The survey was taken in the second quarter of the year and reflected the demand for operating loans, compared to land purchase loans. They said the survey indicated increased loan demand for purchase of crop inputs, and less loan demand for machinery and equipment purchases. And the economists said there would be another shift in demand at the end of the crop year, due to expected low commodity prices and a strain on farm profits. That would “potentially boost the need for short-term loans and curtail farm capital spending at year-end.”

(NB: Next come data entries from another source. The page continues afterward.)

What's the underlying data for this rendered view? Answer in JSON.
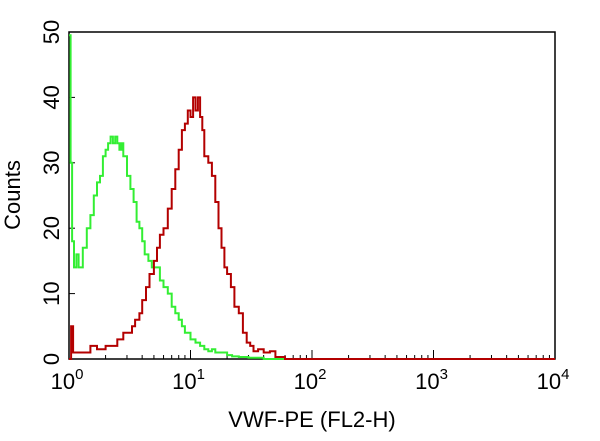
{
  "chart_data": {
    "type": "line",
    "title": "",
    "xlabel": "VWF-PE (FL2-H)",
    "ylabel": "Counts",
    "x_scale": "log",
    "xlim": [
      1,
      10000
    ],
    "ylim": [
      0,
      50
    ],
    "x_ticks": [
      {
        "base": "10",
        "exp": "0",
        "value": 1
      },
      {
        "base": "10",
        "exp": "1",
        "value": 10
      },
      {
        "base": "10",
        "exp": "2",
        "value": 100
      },
      {
        "base": "10",
        "exp": "3",
        "value": 1000
      },
      {
        "base": "10",
        "exp": "4",
        "value": 10000
      }
    ],
    "y_ticks": [
      "0",
      "10",
      "20",
      "30",
      "40",
      "50"
    ],
    "grid": false,
    "legend": "none",
    "series": [
      {
        "color": "#33ee33",
        "points": [
          [
            1.0,
            49.5
          ],
          [
            1.03,
            30
          ],
          [
            1.06,
            18
          ],
          [
            1.1,
            14
          ],
          [
            1.15,
            16
          ],
          [
            1.2,
            14
          ],
          [
            1.3,
            17
          ],
          [
            1.4,
            20
          ],
          [
            1.5,
            22
          ],
          [
            1.6,
            25
          ],
          [
            1.7,
            27
          ],
          [
            1.8,
            28
          ],
          [
            1.9,
            31
          ],
          [
            2.0,
            32
          ],
          [
            2.1,
            33
          ],
          [
            2.2,
            34
          ],
          [
            2.3,
            33
          ],
          [
            2.4,
            34
          ],
          [
            2.5,
            33
          ],
          [
            2.6,
            32
          ],
          [
            2.7,
            33
          ],
          [
            2.8,
            31
          ],
          [
            3.0,
            28
          ],
          [
            3.2,
            26
          ],
          [
            3.4,
            24
          ],
          [
            3.6,
            21
          ],
          [
            3.8,
            20
          ],
          [
            4.0,
            18
          ],
          [
            4.2,
            16
          ],
          [
            4.5,
            15
          ],
          [
            4.8,
            14
          ],
          [
            5.2,
            14
          ],
          [
            5.6,
            12
          ],
          [
            6.0,
            11
          ],
          [
            6.5,
            10
          ],
          [
            7.0,
            8
          ],
          [
            7.5,
            7
          ],
          [
            8.0,
            6
          ],
          [
            8.5,
            5
          ],
          [
            9.0,
            4
          ],
          [
            10,
            3
          ],
          [
            11,
            2.5
          ],
          [
            12,
            2
          ],
          [
            13,
            1.5
          ],
          [
            14,
            1.2
          ],
          [
            15,
            1.5
          ],
          [
            16,
            1
          ],
          [
            18,
            1
          ],
          [
            20,
            0.6
          ],
          [
            22,
            0.4
          ],
          [
            25,
            0.3
          ],
          [
            30,
            0.2
          ],
          [
            40,
            0
          ],
          [
            10000,
            0
          ]
        ]
      },
      {
        "color": "#b30000",
        "points": [
          [
            1.0,
            0
          ],
          [
            1.04,
            5
          ],
          [
            1.08,
            1
          ],
          [
            1.3,
            1
          ],
          [
            1.5,
            2
          ],
          [
            1.7,
            1.5
          ],
          [
            2.0,
            2
          ],
          [
            2.3,
            2
          ],
          [
            2.5,
            3
          ],
          [
            2.8,
            4
          ],
          [
            3.0,
            4
          ],
          [
            3.3,
            5
          ],
          [
            3.5,
            6
          ],
          [
            3.8,
            7
          ],
          [
            4.0,
            9
          ],
          [
            4.3,
            11
          ],
          [
            4.6,
            13
          ],
          [
            5.0,
            15
          ],
          [
            5.3,
            17
          ],
          [
            5.6,
            19
          ],
          [
            6.0,
            20
          ],
          [
            6.5,
            23
          ],
          [
            7.0,
            26
          ],
          [
            7.5,
            29
          ],
          [
            8.0,
            32
          ],
          [
            8.5,
            35
          ],
          [
            9.0,
            36
          ],
          [
            9.5,
            38
          ],
          [
            10.0,
            37
          ],
          [
            10.5,
            40
          ],
          [
            11.0,
            38
          ],
          [
            11.5,
            40
          ],
          [
            12.0,
            37
          ],
          [
            12.5,
            35
          ],
          [
            13.0,
            31
          ],
          [
            14.0,
            30
          ],
          [
            15.0,
            28
          ],
          [
            16.0,
            24
          ],
          [
            17.0,
            20
          ],
          [
            18.0,
            17
          ],
          [
            19.0,
            14
          ],
          [
            20.0,
            13
          ],
          [
            21.5,
            11
          ],
          [
            23.0,
            8
          ],
          [
            25.0,
            7
          ],
          [
            27.0,
            4
          ],
          [
            29.0,
            2.5
          ],
          [
            31.0,
            2
          ],
          [
            33.0,
            1.2
          ],
          [
            36.0,
            1.5
          ],
          [
            40.0,
            1
          ],
          [
            45.0,
            1.2
          ],
          [
            50.0,
            0.3
          ],
          [
            60.0,
            0
          ],
          [
            10000,
            0
          ]
        ]
      }
    ]
  }
}
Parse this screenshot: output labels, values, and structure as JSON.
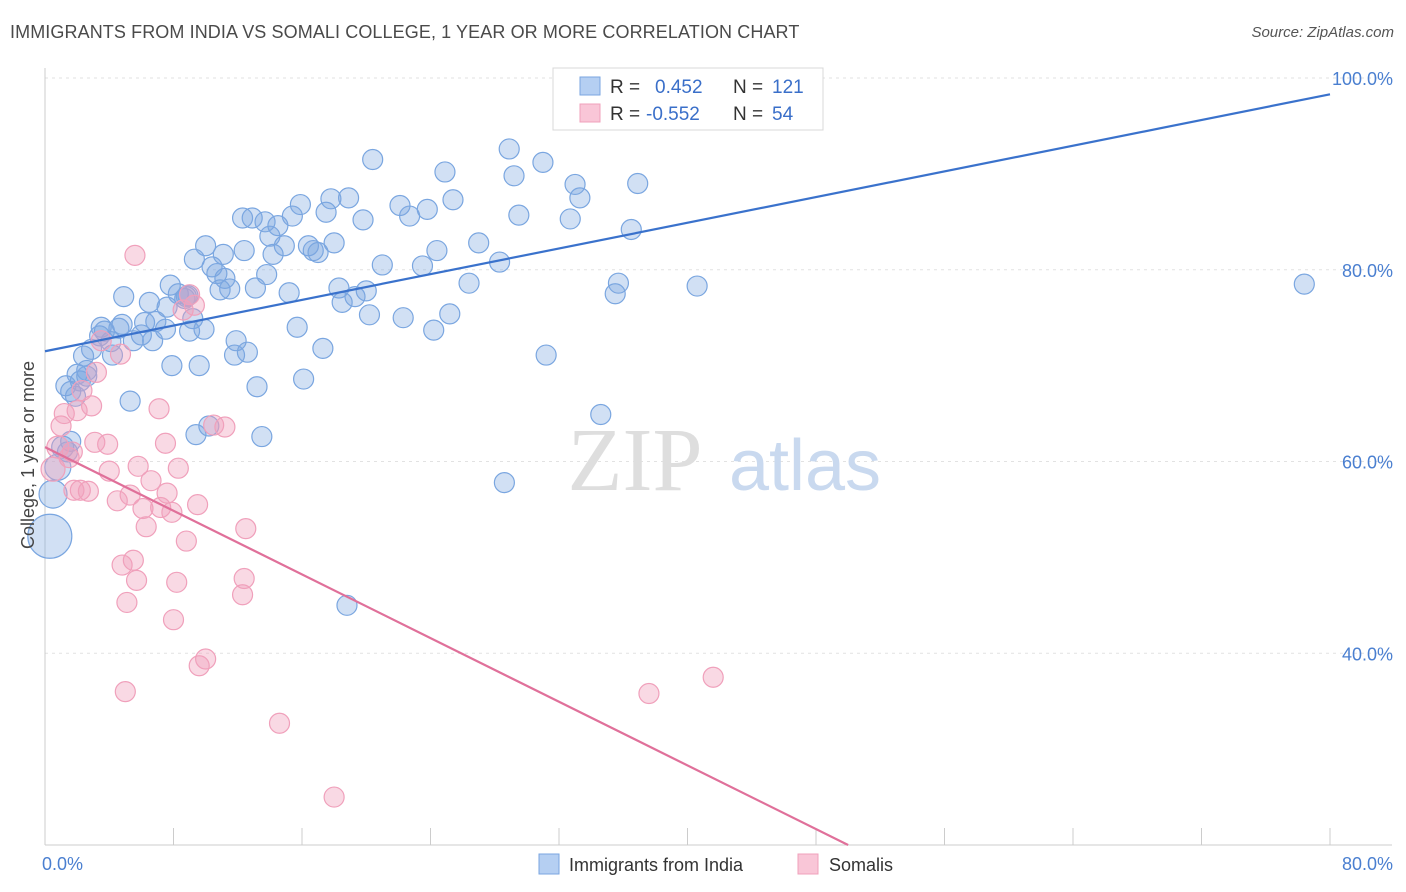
{
  "title": "IMMIGRANTS FROM INDIA VS SOMALI COLLEGE, 1 YEAR OR MORE CORRELATION CHART",
  "source": "Source: ZipAtlas.com",
  "watermark": {
    "zip": "ZIP",
    "atlas": "atlas"
  },
  "legend_box": {
    "rows": [
      {
        "r_label": "R =",
        "r_value": "0.452",
        "n_label": "N =",
        "n_value": "121"
      },
      {
        "r_label": "R =",
        "r_value": "-0.552",
        "n_label": "N =",
        "n_value": "54"
      }
    ]
  },
  "chart_data": {
    "type": "scatter",
    "xlabel": "",
    "ylabel": "College, 1 year or more",
    "xlim": [
      0,
      80
    ],
    "ylim": [
      20,
      100
    ],
    "x_tick_labels": [
      {
        "v": 0,
        "t": "0.0%"
      },
      {
        "v": 80,
        "t": "80.0%"
      }
    ],
    "y_tick_labels": [
      {
        "v": 100,
        "t": "100.0%"
      },
      {
        "v": 80,
        "t": "80.0%"
      },
      {
        "v": 60,
        "t": "60.0%"
      },
      {
        "v": 40,
        "t": "40.0%"
      }
    ],
    "grid": true,
    "legend_position": "bottom",
    "series": [
      {
        "name": "Immigrants from India",
        "color": "#7aa6e0",
        "line_color": "#3a72cc",
        "trend": {
          "x1": 0,
          "y1": 71.5,
          "x2": 80,
          "y2": 98.3
        },
        "points": [
          [
            0.3,
            52.2,
            22
          ],
          [
            0.5,
            56.6,
            14
          ],
          [
            0.8,
            59.4,
            13
          ],
          [
            1.1,
            61.5,
            11
          ],
          [
            1.4,
            61,
            10
          ],
          [
            1.6,
            62.1,
            10
          ],
          [
            1.3,
            67.9,
            10
          ],
          [
            1.6,
            67.3,
            10
          ],
          [
            2.0,
            69.1,
            10
          ],
          [
            2.2,
            68.4,
            10
          ],
          [
            2.6,
            69.5,
            10
          ],
          [
            2.9,
            71.7,
            10
          ],
          [
            2.4,
            71.0,
            10
          ],
          [
            3.4,
            73.1,
            10
          ],
          [
            3.5,
            74.0,
            10
          ],
          [
            3.7,
            73.6,
            10
          ],
          [
            4.2,
            71.1,
            10
          ],
          [
            4.6,
            73.9,
            10
          ],
          [
            4.8,
            74.3,
            10
          ],
          [
            4.9,
            77.2,
            10
          ],
          [
            5.3,
            66.3,
            10
          ],
          [
            5.5,
            72.6,
            10
          ],
          [
            6.0,
            73.2,
            10
          ],
          [
            6.2,
            74.5,
            10
          ],
          [
            6.5,
            76.6,
            10
          ],
          [
            6.7,
            72.6,
            10
          ],
          [
            6.9,
            74.6,
            10
          ],
          [
            7.5,
            73.8,
            10
          ],
          [
            7.6,
            76.1,
            10
          ],
          [
            7.8,
            78.4,
            10
          ],
          [
            7.9,
            70.0,
            10
          ],
          [
            8.3,
            77.5,
            10
          ],
          [
            8.7,
            77.0,
            10
          ],
          [
            8.9,
            77.3,
            10
          ],
          [
            8.8,
            77.2,
            10
          ],
          [
            9.0,
            73.6,
            10
          ],
          [
            9.3,
            81.1,
            10
          ],
          [
            9.4,
            62.8,
            10
          ],
          [
            9.6,
            70.0,
            10
          ],
          [
            9.9,
            73.8,
            10
          ],
          [
            10.0,
            82.5,
            10
          ],
          [
            10.2,
            63.7,
            10
          ],
          [
            10.4,
            80.3,
            10
          ],
          [
            10.7,
            79.6,
            10
          ],
          [
            10.9,
            77.9,
            10
          ],
          [
            11.1,
            81.6,
            10
          ],
          [
            11.2,
            79.1,
            10
          ],
          [
            11.5,
            78.0,
            10
          ],
          [
            11.8,
            71.1,
            10
          ],
          [
            11.9,
            72.6,
            10
          ],
          [
            12.3,
            85.4,
            10
          ],
          [
            12.4,
            82.0,
            10
          ],
          [
            12.6,
            71.4,
            10
          ],
          [
            12.9,
            85.4,
            10
          ],
          [
            13.1,
            78.1,
            10
          ],
          [
            13.2,
            67.8,
            10
          ],
          [
            13.5,
            62.6,
            10
          ],
          [
            13.7,
            85.0,
            10
          ],
          [
            13.8,
            79.5,
            10
          ],
          [
            14.0,
            83.5,
            10
          ],
          [
            14.2,
            81.6,
            10
          ],
          [
            14.5,
            84.6,
            10
          ],
          [
            14.9,
            82.5,
            10
          ],
          [
            15.2,
            77.6,
            10
          ],
          [
            15.4,
            85.6,
            10
          ],
          [
            15.7,
            74.0,
            10
          ],
          [
            15.9,
            86.8,
            10
          ],
          [
            16.1,
            68.6,
            10
          ],
          [
            16.4,
            82.5,
            10
          ],
          [
            16.7,
            82.0,
            10
          ],
          [
            17.0,
            81.8,
            10
          ],
          [
            17.3,
            71.8,
            10
          ],
          [
            17.5,
            86.0,
            10
          ],
          [
            17.8,
            87.4,
            10
          ],
          [
            18.0,
            82.8,
            10
          ],
          [
            18.3,
            78.1,
            10
          ],
          [
            18.5,
            76.6,
            10
          ],
          [
            18.9,
            87.5,
            10
          ],
          [
            19.3,
            77.2,
            10
          ],
          [
            19.8,
            85.2,
            10
          ],
          [
            20.0,
            77.8,
            10
          ],
          [
            20.2,
            75.3,
            10
          ],
          [
            20.4,
            91.5,
            10
          ],
          [
            21.0,
            80.5,
            10
          ],
          [
            22.1,
            86.7,
            10
          ],
          [
            22.3,
            75.0,
            10
          ],
          [
            22.7,
            85.6,
            10
          ],
          [
            23.5,
            80.4,
            10
          ],
          [
            23.8,
            86.3,
            10
          ],
          [
            24.2,
            73.7,
            10
          ],
          [
            24.4,
            82.0,
            10
          ],
          [
            24.9,
            90.2,
            10
          ],
          [
            25.2,
            75.4,
            10
          ],
          [
            25.4,
            87.3,
            10
          ],
          [
            26.4,
            78.6,
            10
          ],
          [
            27.0,
            82.8,
            10
          ],
          [
            28.3,
            80.8,
            10
          ],
          [
            28.9,
            92.6,
            10
          ],
          [
            29.2,
            89.8,
            10
          ],
          [
            29.5,
            85.7,
            10
          ],
          [
            31.0,
            91.2,
            10
          ],
          [
            31.2,
            71.1,
            10
          ],
          [
            33.0,
            88.9,
            10
          ],
          [
            33.3,
            87.5,
            10
          ],
          [
            32.7,
            85.3,
            10
          ],
          [
            34.6,
            64.9,
            10
          ],
          [
            35.5,
            77.5,
            10
          ],
          [
            35.7,
            78.6,
            10
          ],
          [
            36.5,
            84.2,
            10
          ],
          [
            36.9,
            89.0,
            10
          ],
          [
            40.6,
            78.3,
            10
          ],
          [
            78.4,
            78.5,
            10
          ],
          [
            28.6,
            57.8,
            10
          ],
          [
            18.8,
            45.0,
            10
          ],
          [
            2.6,
            68.9,
            10
          ],
          [
            1.9,
            66.8,
            10
          ],
          [
            4.1,
            72.5,
            10
          ],
          [
            9.2,
            74.9,
            10
          ]
        ]
      },
      {
        "name": "Somalis",
        "color": "#f0a0bb",
        "line_color": "#e0709a",
        "trend": {
          "x1": 0,
          "y1": 61.5,
          "x2": 50.0,
          "y2": 20.0
        },
        "points": [
          [
            0.5,
            59.2,
            12
          ],
          [
            0.8,
            61.5,
            11
          ],
          [
            1.0,
            63.7,
            10
          ],
          [
            1.2,
            65.0,
            10
          ],
          [
            1.5,
            60.4,
            10
          ],
          [
            1.7,
            61.0,
            10
          ],
          [
            1.8,
            57.0,
            10
          ],
          [
            2.0,
            65.3,
            10
          ],
          [
            2.2,
            57.0,
            10
          ],
          [
            2.3,
            67.4,
            10
          ],
          [
            2.7,
            56.9,
            10
          ],
          [
            2.9,
            65.8,
            10
          ],
          [
            3.1,
            62.0,
            10
          ],
          [
            3.2,
            69.3,
            10
          ],
          [
            3.5,
            72.6,
            10
          ],
          [
            3.9,
            61.8,
            10
          ],
          [
            4.0,
            59.0,
            10
          ],
          [
            4.5,
            55.9,
            10
          ],
          [
            4.7,
            71.2,
            10
          ],
          [
            4.8,
            49.2,
            10
          ],
          [
            5.1,
            45.3,
            10
          ],
          [
            5.3,
            56.5,
            10
          ],
          [
            5.5,
            49.7,
            10
          ],
          [
            5.6,
            81.5,
            10
          ],
          [
            5.7,
            47.6,
            10
          ],
          [
            5.8,
            59.5,
            10
          ],
          [
            6.1,
            55.1,
            10
          ],
          [
            6.3,
            53.2,
            10
          ],
          [
            6.6,
            58.0,
            10
          ],
          [
            7.1,
            65.5,
            10
          ],
          [
            7.2,
            55.2,
            10
          ],
          [
            7.5,
            61.9,
            10
          ],
          [
            7.6,
            56.7,
            10
          ],
          [
            7.9,
            54.7,
            10
          ],
          [
            8.0,
            43.5,
            10
          ],
          [
            8.2,
            47.4,
            10
          ],
          [
            8.3,
            59.3,
            10
          ],
          [
            8.6,
            75.8,
            10
          ],
          [
            8.8,
            51.7,
            10
          ],
          [
            9.0,
            77.4,
            10
          ],
          [
            9.3,
            76.3,
            10
          ],
          [
            9.5,
            55.5,
            10
          ],
          [
            9.6,
            38.7,
            10
          ],
          [
            10.0,
            39.4,
            10
          ],
          [
            10.5,
            63.8,
            10
          ],
          [
            11.2,
            63.6,
            10
          ],
          [
            12.3,
            46.1,
            10
          ],
          [
            12.4,
            47.8,
            10
          ],
          [
            12.5,
            53.0,
            10
          ],
          [
            14.6,
            32.7,
            10
          ],
          [
            18.0,
            25.0,
            10
          ],
          [
            5.0,
            36.0,
            10
          ],
          [
            37.6,
            35.8,
            10
          ],
          [
            41.6,
            37.5,
            10
          ]
        ]
      }
    ]
  }
}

The dynamics in agriculture, focused on the need for increased credit and higher loan demand, is reshaping the lending industry itself. The Fed economists say the larger banks are getting the business from the larger farmers because of more attractive loan terms, “Almost 90 percent of non-real estate loans at large lenders were made with floating interest rates, double the percentage at small and midsized banks. Moreover, the average effective interest rate offered by large banks on non-real estate loans was 3.6 percent, much lower than the average 5.4 percent effective interest rate at small and midsized banks.”

Trends in Farm Lending

  • Rising productions costs pushed loan volumes higher from April to June.
  • Large bank loan portfolios for land loans have increased from 9 percent to 12 percent.
  • Small bank loan portfolios for land loans have increased from 12 percent to 27 percent.
  • Loans for input purchases grew 5.3 percent from 2012 to 2013.
  • Machinery loans dropped almost a third for the second quarter year over year.

Impact on Farm Debt

  • Farm debt increased 3.2 percent at the end of the first quarter, the most since 2009.
  • Delinquency rates on non-real estate loans edged down 1.3 percent at the end of the 1st quarter.
  • Delinquency rates on real estate loans trended down at lenders of all sizes.

Farmland value trends

  1. North Dakota’s values for non-irrigated land are climbing the highest, up 39 percent from 2012.
  2. Annual cropland value gains slowed from record highs in other states, pulling back to 20 percent or less throughout most of the Corn Belt.
  3. More bankers in the Chicago, Dallas and Richmond Federal Reserve Districts, however, expected farmland values to hold steady in the coming months compared with expectations at the end of 2012.
  4. In the Kansas City and St. Louis Districts, farm income expectations for 2013 were dampened by an anticipated drop in crop prices later this year if production rebounds from last year’s drought-reduced yields.
  5. With slack loan demand, ample funds were available for qualified farm borrowers. In fact, most agricultural bankers in the Chicago, Dallas and Richmond Districts classified loan-to-deposit ratios as lower than desired.
  6. Heated competition for high-quality farm loans pushed interest rates down further for short-term feeder cattle and operating loans, intermediate-term non-real estate loans and long-term real estate loans.


Larger farming operations require more capital, which is better served by larger banks than by local community banks. Land values continue to increase but are slowing down. Higher production costs created more loan demand in the second quarter of the year, but demand for equipment loans tapered off at the end of 2012. While farm debt is increasing, loan delinquencies are not.